In der Produktion ist Temperaturstabilität keine Frage des Wunsches – sie ist vielmehr entscheidend dafür, ob Glasprodukte von guter Qualität entstehen oder ob es zu einem Haufen Schrott kommt. Wenn die Heizelemente nicht richtig funktionieren, entsteht uneinheitliche Wärmeverteilung, verlängerte Bearbeitungszeiten sowie thermische Spannungen, die wiederum dazu führen, dass weniger Glasprodukte fertiggestellt werden können. Wir haben unsere Heizelemente so konzipiert, dass solche Verluste bereits im Vorfeld vermieden werden.
Was technisch wichtig ist
Wir nutzen Kurzwellen-Infrarot-Emitter, um schnell und direkt Wärme abzugeben – mit minimalem Konvektionseffekt.

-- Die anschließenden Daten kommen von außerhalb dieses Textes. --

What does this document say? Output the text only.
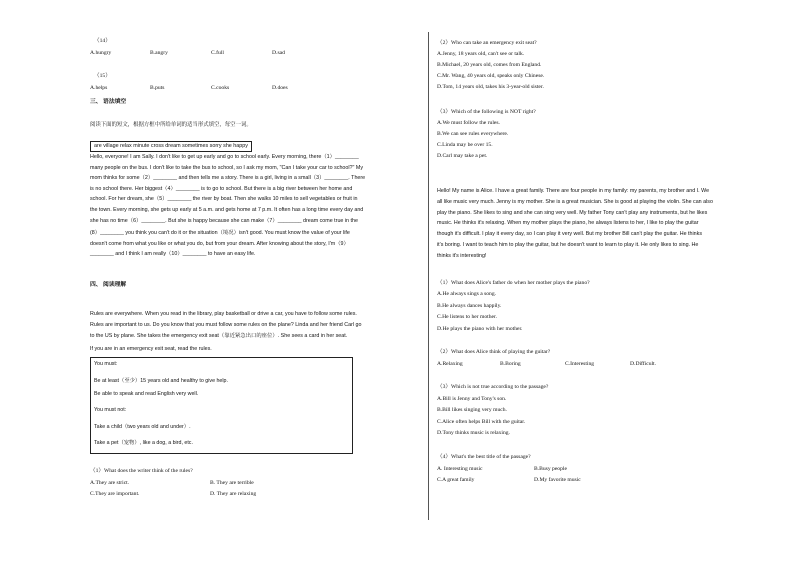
（14）
A.hungry	B.angry	C.full	D.sad
（15）
A.helps	B.puts	C.cooks	D.does
三、 语法填空
阅读下面的短文，根据方框中所给单词的适当形式填空，每空一词。
are village relax minute cross dream sometimes sorry she happy
Hello, everyone! I am Sally. I don't like to get up early and go to school early. Every morning, there（1）________
many people on the bus. I don't like to take the bus to school, so I ask my mom, "Can I take your car to school?" My
mom thinks for some（2）________ and then tells me a story. There is a girl, living in a small（3）________. There
is no school there. Her biggest（4）________ is to go to school. But there is a big river between her home and
school. For her dream, she（5）________ the river by boat. Then she walks 10 miles to sell vegetables or fruit in
the town. Every morning, she gets up early at 5 a.m. and gets home at 7 p.m. It often has a long time every day and
she has no time（6）________. But she is happy because she can make（7）________ dream come true in the
(8）________ you think you can't do it or the situation（境况）isn't good. You must know the value of your life
doesn't come from what you like or what you do, but from your dream. After knowing about the story, I'm（9）
________ and I think I am really（10）________ to have an easy life.
四、 阅读理解
Rules are everywhere. When you read in the library, play basketball or drive a car, you have to follow some rules.
Rules are important to us. Do you know that you must follow some rules on the plane? Linda and her friend Carl go
to the US by plane. She takes the emergency exit seat（靠近紧急出口的座位）. She sees a card in her seat.
If you are in an emergency exit seat, read the rules.
You must:
Be at least（至少）15 years old and healthy to give help.
Be able to speak and read English very well.
You must not:
Take a child（two years old and under）.
Take a pet（宠物）, like a dog, a bird, etc.
（1）What does the writer think of the rules?
A.They are strict.	B. They are terrible
C.They are important.	D. They are relaxing
（2）Who can take an emergency exit seat?
A.Jenny, 18 years old, can't see or talk.
B.Michael, 20 years old, comes from England.
C.Mr. Wang, 40 years old, speaks only Chinese.
D.Tom, 14 years old, takes his 3-year-old sister.
（3）Which of the following is NOT right?
A.We must follow the rules.
B.We can see rules everywhere.
C.Linda may be over 15.
D.Carl may take a pet.
Hello! My name is Alice. I have a great family. There are four people in my family: my parents, my brother and I. We
all like music very much. Jenny is my mother. She is a great musician. She is good at playing the violin. She can also
play the piano. She likes to sing and she can sing very well. My father Tony can't play any instruments, but he likes
music. He thinks it's relaxing. When my mother plays the piano, he always listens to her, I like to play the guitar
though it's difficult. I play it every day, so I can play it very well. But my brother Bill can't play the guitar. He thinks
it's boring. I want to teach him to play the guitar, but he doesn't want to learn to play it. He only likes to sing. He
thinks it's interesting!
（1）What does Alice's father do when her mother plays the piano?
A.He always sings a song.
B.He always dances happily.
C.He listens to her mother.
D.He plays the piano with her mother.
（2）What does Alice think of playing the guitar?
A.Relaxing	B.Boring	C.Interesting	D.Difficult.
（3）Which is not true according to the passage?
A.Bill is Jenny and Tony's son.
B.Bill likes singing very much.
C.Alice often helps Bill with the guitar.
D.Tony thinks music is relaxing.
（4）What's the best title of the passage?
A. Interesting music	B.Busy people
C.A great family	D.My favorite music
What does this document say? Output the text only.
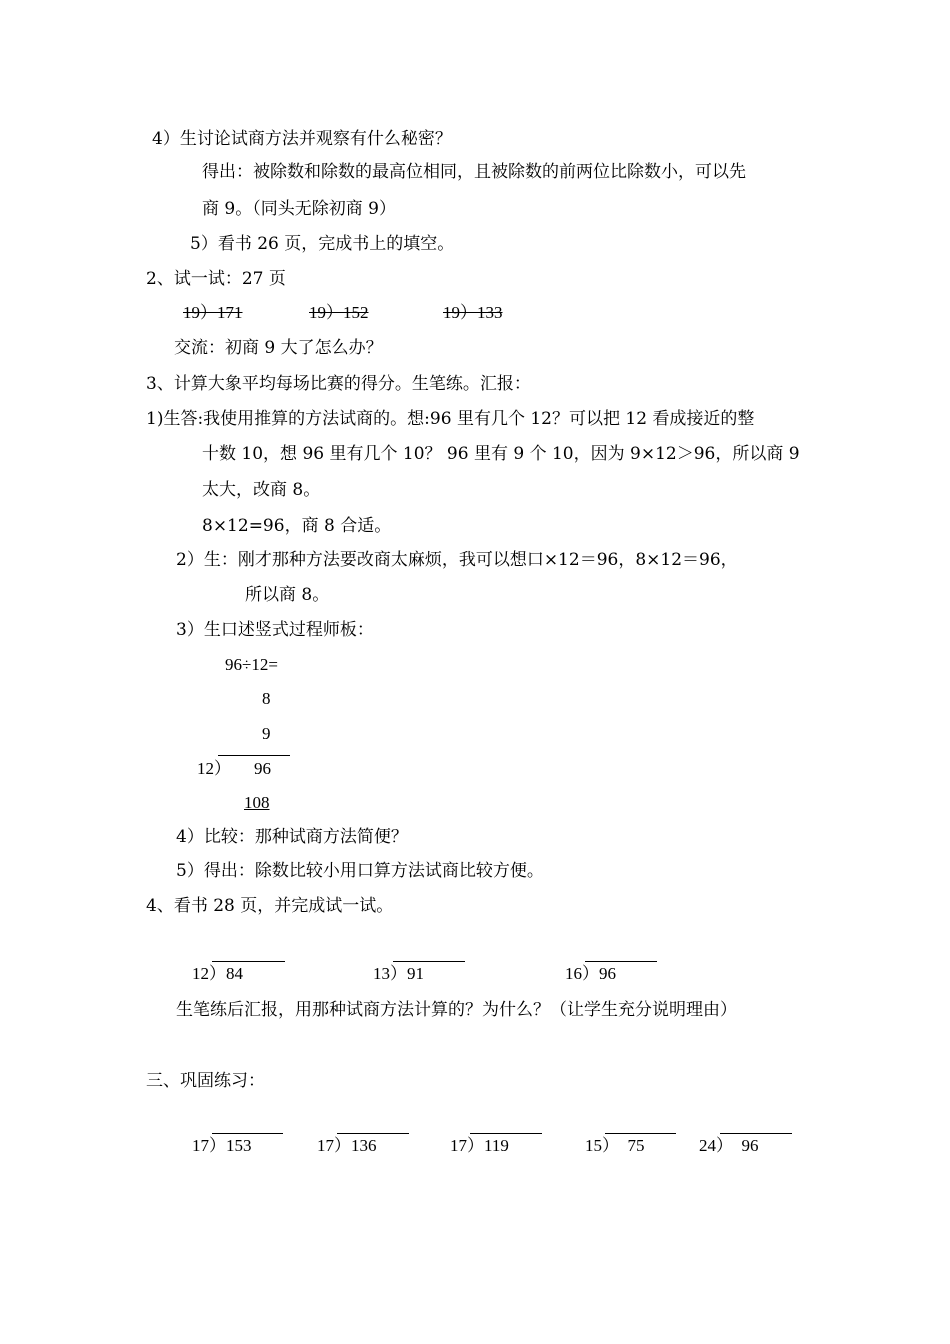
4）生讨论试商方法并观察有什么秘密？
得出：被除数和除数的最高位相同，且被除数的前两位比除数小，可以先
商 9。（同头无除初商 9）
5）看书 26 页，完成书上的填空。
2、试一试：27 页
19）171	19）152	19）133
交流：初商 9 大了怎么办？
3、计算大象平均每场比赛的得分。生笔练。汇报：
1)生答:我使用推算的方法试商的。想:96 里有几个 12？可以把 12 看成接近的整
十数 10，想 96 里有几个 10？ 96 里有 9 个 10，因为 9×12＞96，所以商 9
太大，改商 8。
8×12=96，商 8 合适。
2）生：刚才那种方法要改商太麻烦，我可以想口×12＝96，8×12＝96，
所以商 8。
3）生口述竖式过程师板：
96÷12=
8
9
12） 96
108
4）比较：那种试商方法简便？
5）得出：除数比较小用口算方法试商比较方便。
4、看书 28 页，并完成试一试。
12）84	13）91	16）96
生笔练后汇报，用那种试商方法计算的？为什么？（让学生充分说明理由）
三、巩固练习：
17）153	17）136	17）119	15）  75	24）  96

Dadurch erwärmt sich die Glasoberfläche schnell und gleichmäßig. Die Heizelemente arbeiten mit 380 V Dreiphasenstrom. Die modularen Bereiche sind so dimensioniert, dass sie zu den gängigen Öfen und Autoklaven passen. Jeder Bereich wird unabhängig gesteuert, wodurch eine hohe Temperaturgleichmäßigkeit erreicht wird – besonders bei Low-E-Glas und beschichtetem Glas. Die Emitter sind für viele Betriebszyklen ausgelegt, und der Gehäuseaufbau ist gegen Staub, Feuchtigkeit sowie Reinigungsprozesse geeignet.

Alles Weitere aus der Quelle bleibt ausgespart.